Some nights Annabeth woke up, crying out and shaking. Percy was there, every time. He leaned over her bunk and held her hand and stroked her hair.
Aware that her cabin mates were watching with concern, Annabeth buried her tear-glazed face in her pillow and tried to pull herself together.
You can't fall apart, she reminded herself. People look to you.
During the day Percy respected her space, but she noticed that he stuck close whenever possible, gravitating slightly closer whenever someone approached.
She remembered that he was fighting his own nightmares, though he didn't like attention drawn to them. Unlike her, he had no half-siblings who could run and get someone to help him through his dreams.
At times she remembered his rage. The way he'd slashed through Arachne before Annabeth had even properly realized she was there.
She'd seen that glint in his eyes for a second, and then it was gone as Percy capped his pen and commented that the spider had deserved worse for what she had done.
Annabeth had let it go.
Was it her imagination, or… did she still see that glint on occasion?
A first-year camper had spoken unexpectedly the other day, standing behind him — she'd grabbed his arm as he gripped his pen — felt the muscles relax as he recognized what had happened — seen the troubled look on his face as he turned away from the startled camper —
She watched him train, and at times she thought she saw a shadow of that glint. She always looked away.
They fought as a team sometimes during the training and games held at camp, but they no longer sparred each other. Annabeth had felt some echo of a strange fear in her stomach the last time — what was it from? She rubbed her forehead, looking absently into space as her cabin mates climbed into their bunks and turned out the lights. What couldn't she remember? When had she ever been afraid of Percy?
Annabeth snapped her laptop shut and laid straight back on her bunk. She wondered at the feeling of warning in the corner of her brain as she drifted off. Her fingers curled around the piece of red coral that hung from her camp necklace.
The air was humid and foul-smelling. The light was weak and Annabeth strained to see. Wispy white mist swirled around her. She stood near a cliff, above an expanse of inky blackness like something she'd seen only once before.
Annabeth turned away from it. Her insides immediately clenched.
She was looking at Percy's corpse. Folds of drakon skin hung from his skeletal frame. Colorful liquid rushed away from him at his will, little waves lapping at the ground around a terrified goddess with clawed cheeks and leathery skin. Akhlys wailed as the poison drew closer. She had nowhere to escape to.
Was Percy grinning, or was that the corpse's skull showing through his translucent skin?
His eyes were horribly dead, though unmistakably alive.

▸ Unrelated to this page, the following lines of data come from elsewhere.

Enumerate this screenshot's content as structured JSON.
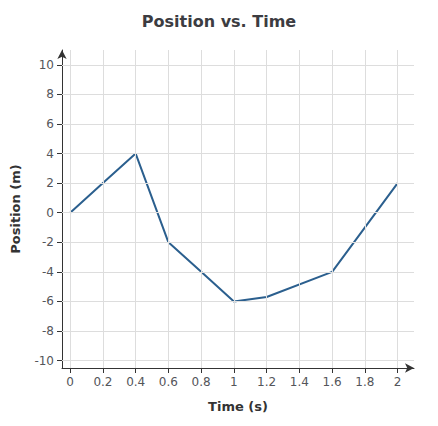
{
  "chart_data": {
    "type": "line",
    "title": "Position vs. Time",
    "xlabel": "Time (s)",
    "ylabel": "Position (m)",
    "x": [
      0,
      0.2,
      0.4,
      0.6,
      0.8,
      1.0,
      1.2,
      1.6,
      2.0
    ],
    "values": [
      0,
      2,
      4,
      -2,
      -4,
      -6,
      -5.7,
      -4,
      2
    ],
    "color": "#2b5f8e",
    "xlim": [
      -0.05,
      2.1
    ],
    "ylim": [
      -10.5,
      11.0
    ],
    "xticks": [
      0,
      0.2,
      0.4,
      0.6,
      0.8,
      1,
      1.2,
      1.4,
      1.6,
      1.8,
      2
    ],
    "yticks": [
      -10,
      -8,
      -6,
      -4,
      -2,
      0,
      2,
      4,
      6,
      8,
      10
    ],
    "grid": true
  }
}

And the glint —
— Annabeth's foot nearly slipped off the precipice, and she realized how far she'd backed away.
From him.
"Percy!" she yelled. Percy, please hear me. Listen.
He looked at her. He saw her. He was there.
"Stop…" she said hoarsely, helplessly.
There was nothing more she could do but watch him turn back toward Misery. He was so clearly still angry, and yet conflicted...
"Percy, please…"
She waited — she pleaded — Please listen, Percy —
She woke —
She cried out, she shook.
Her cabin mates were surrounding her, a few were talking to her with calming voices —
There was Percy, his expression soft —
She was so glad to see him, but that fear —
Percy reached for her hand —
She flinched.
She thought, as she buried her face in her pillow to hide fresh tears, that no look in his eyes had ever cut her as deep as that one.